At least 40 Christians were killed in two recent attacks in Muslim-majority northern Nigeria by Muslim Fulani herdsmen.
On Tuesday, 32 people were killed in an early morning assault on villages in and around Maro, in Kajuru County of Kaduna state, Morning Star News reported. On Feb. 10, an attack by herdsmen on Angwan Barde, in the same county, killed 10 Catholic Christians along with an unborn child.
In Maro, the Fulani herdsmen also damaged church buildings and property.
The mostly Muslim Fulani herdsmen have clashed with indigenous tribes and local, mainly Christian, farmers over grazing land for centuries. But the clashes intensified around the time of the 2011 and 2015 elections, and again earlier this year, the Christian group Open Doors points out.
President Trump was criticized for characterizing the issue as religious persecution in a meeting with Nigeria’s Muslim president, Muhammadu Buhari, at the White House in 2018. Buhari downplayed the issue, saying the “problem of cattle herders is a very long historical problem.”
But human rights advocate Ewelina U. Ochab, writing in Forbes, called the criticism of Trump “ignorant.”
She pointed out an Open Doors 2015 report rebuts the argument that the clashes were caused by environmental degradation and resulting migration.
“The report presents a more comprehensive picture incorporating some elements of religious persecution. Indeed, the conflict is extremely complex.”
Ochab wrote that “atrocities perpetrated by the Fulani herdsmen include the destruction of houses and churches, as well as the seizure of land and properties belonging to Christian owners.”

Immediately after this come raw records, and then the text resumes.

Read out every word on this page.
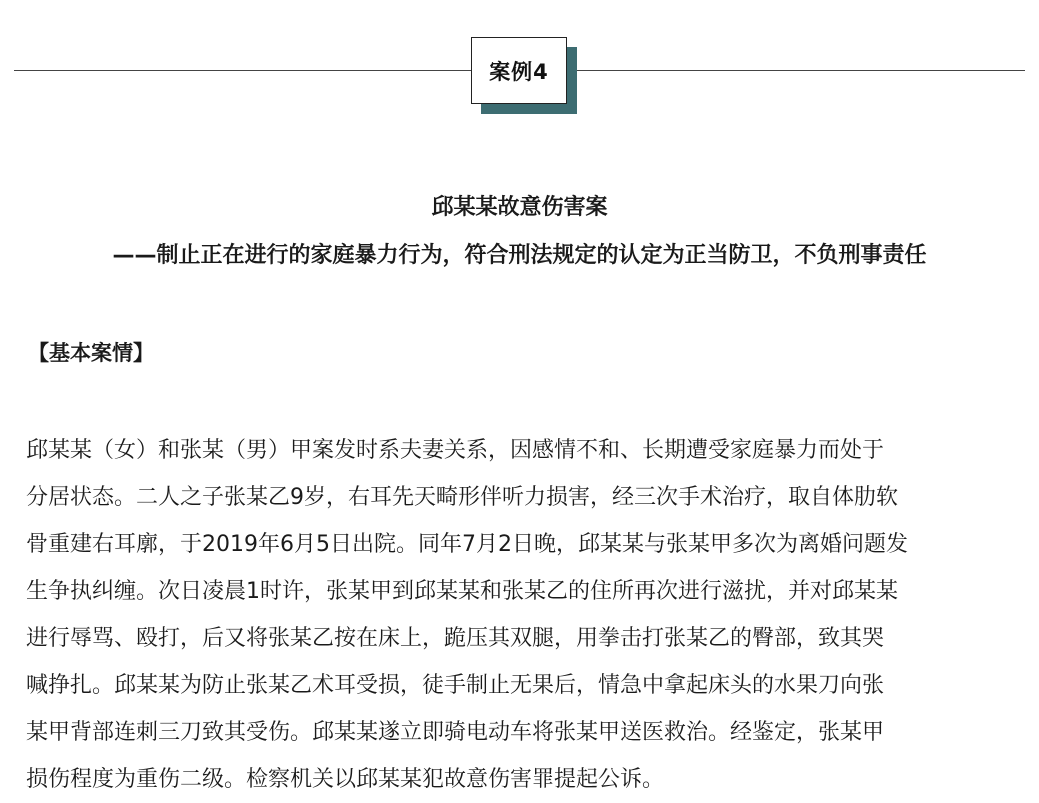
案例4
邱某某故意伤害案
——制止正在进行的家庭暴力行为，符合刑法规定的认定为正当防卫，不负刑事责任
【基本案情】
邱某某（女）和张某（男）甲案发时系夫妻关系，因感情不和、长期遭受家庭暴力而处于
分居状态。二人之子张某乙9岁，右耳先天畸形伴听力损害，经三次手术治疗，取自体肋软
骨重建右耳廓，于2019年6月5日出院。同年7月2日晚，邱某某与张某甲多次为离婚问题发
生争执纠缠。次日凌晨1时许，张某甲到邱某某和张某乙的住所再次进行滋扰，并对邱某某
进行辱骂、殴打，后又将张某乙按在床上，跪压其双腿，用拳击打张某乙的臀部，致其哭
喊挣扎。邱某某为防止张某乙术耳受损，徒手制止无果后，情急中拿起床头的水果刀向张
某甲背部连刺三刀致其受伤。邱某某遂立即骑电动车将张某甲送医救治。经鉴定，张某甲
损伤程度为重伤二级。检察机关以邱某某犯故意伤害罪提起公诉。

Reports have also emerged of the Fulani herdsmen kidnapping Christian schoolgirls to marry them to Muslim men, she wrote.
‘Please pray for peace’
Morning Star News reported the Evangelical Church Winning All said many of its missionaries working among the Adara and Katari ethnic groups have been displaced.
A boarding school for the missionaries’ children in Kufana town has been closed, said Rev. Bakari Ibrahim, director of the ECWA’s Evangelical Missionary Society.
“Please pray for peace in Kaduna state – hundreds have been displaced and hundreds killed by the Fulani jihadists,” he told Morning Star News in a text message. “We evacuated about hundred EMS kids from Kufana for safety. Many of our missionaries working among the Kadara tribe and some in Katari areas have been displaced. Please keep praying for our nation.”
A women’s fellowship leader of the ECWA congregation in Maro who requested anonymity told Morning Star News that women were meeting at the church building when the herdsmen invaded.
“We ran out of the church building as the shooting was going on,” she said on Tuesday. “Many have been killed, and I have not seen my family members since morning. I have escaped out of the area.”
A spokesman for the governor said the government was saddened by the attack and that security agencies were working to contain the aggression.
Survivors told Morning Star News that armed herdsmen in large numbers surrounded the village at about 11 p.m. that Sunday night. Area resident Ja’afaru Samaila, 21, said by phone that the herdsmen killed five members of his family.
“The Fulani gunmen surrounded our house and were shooting and shouting, ‘Allahu akbar [Allah is supreme].’ They killed my father, mother, two brothers and one of my sisters-in-law.”
Christians comprise 51.3 percent of Nigeria’s population, while Muslims, who live primarily in the north, account for 45 percent.
Nigeria ranked 12th on Open Doors’ 2019 World Watch List of countries where Christians suffer the most persecution.